Five

2.4K 210 29
                                    

[22 November 2017]

Udara dinginnya musim salju terkadang menenangkan namun juga menyakitkan. Buktinya, udara itu kini membuat gadis cantik yang sedang menikmati kopi di balkon terus saja menggosok telapak tangannya yang membeku. Walau lelah karena ia mengulangnya berkali-kali, namun hanya itu satu-satunya cara agar ia dapat bertahan dari rendahnya suhu musim salju.

Jiyeon— gadis yang kini duduk di balkon ditemani secangkir kopi hanya memerhatikan jalanan yang sudah tertutup oleh salju.
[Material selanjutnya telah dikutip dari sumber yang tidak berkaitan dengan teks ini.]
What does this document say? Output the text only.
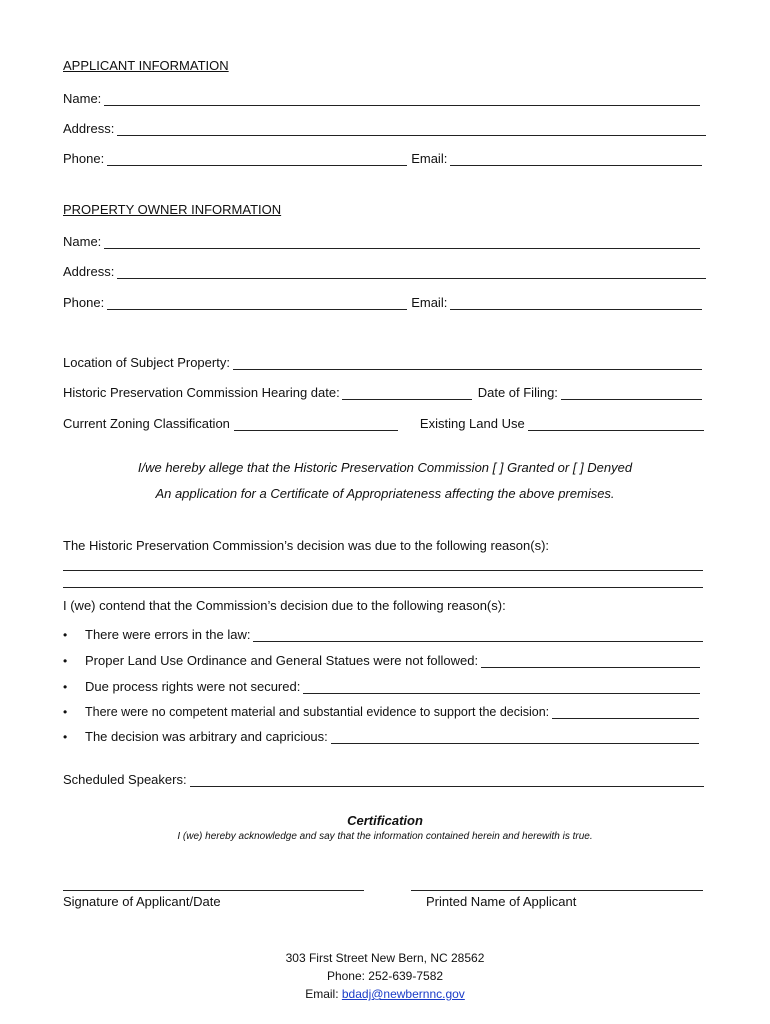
APPLICANT INFORMATION
Name:
Address:
Phone:	Email:
PROPERTY OWNER INFORMATION
Name:
Address:
Phone:	Email:
Location of Subject Property:
Historic Preservation Commission Hearing date:	Date of Filing:
Current Zoning Classification	Existing Land Use
I/we hereby allege that the Historic Preservation Commission [ ] Granted or [ ] Denyed
An application for a Certificate of Appropriateness affecting the above premises.
The Historic Preservation Commission’s decision was due to the following reason(s):
I (we) contend that the Commission’s decision due to the following reason(s):
•	There were errors in the law:
•	Proper Land Use Ordinance and General Statues were not followed:
•	Due process rights were not secured:
•	There were no competent material and substantial evidence to support the decision:
•	The decision was arbitrary and capricious:
Scheduled Speakers:
Certification
I (we) hereby acknowledge and say that the information contained herein and herewith is true.
Signature of Applicant/Date	Printed Name of Applicant
303 First Street New Bern, NC 28562
Phone: 252-639-7582
Email: bdadj@newbernnc.gov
Tanpa sebuah ponsel, Jiyeon hanya ingin menenangkan dirinya karena pikirannya sedang tidak stabil saat ini.

Ia ingin marah tapi juga ingin menangis. Duh, ia sudah tak tahu apa yang ia inginkan.

“Hari ini ada treatment ya? Haha, bahkan aku lupa akan hal itu,” Jiyeon tertawa sendiri bagai orang sinting. Dengan cepat ia menyesap kopinya hingga kandas lalu ia bangkit, bergegas untuk pergi menemui psikolog yang membantunya.

***

Papan putih bertinta hitam yang tertulis 'Kim Seokjin, Psi' itu yang pertama kali menarik perhatian Jiyeon. Gadis itu melipat satu kakinya dan menatap papan nama itu malas.

“Selamat pagi, Park Jiyeon, aku senang karena kau datang,” Psikolog muda itu mengulas senyum indah, wajah tampannya mampu menarik perhatian kaum hawa, namun tentu saja tidak untuk Jiyeon.

“Kau ingat 'kan hari ini aku akan melakukan treatment psikoterapi?”

Jiyeon mengangguk malas, “Aku tidak akan melupakan itu, Dokter.”

Tanpa basa-basi mengingat Jiyeon yang begitu sulit sekali untuk diajak konseling, Seokjin langsung memulai topiknya. “Apa akhir-akhir ini banyak yang mengganggu pikiranmu?”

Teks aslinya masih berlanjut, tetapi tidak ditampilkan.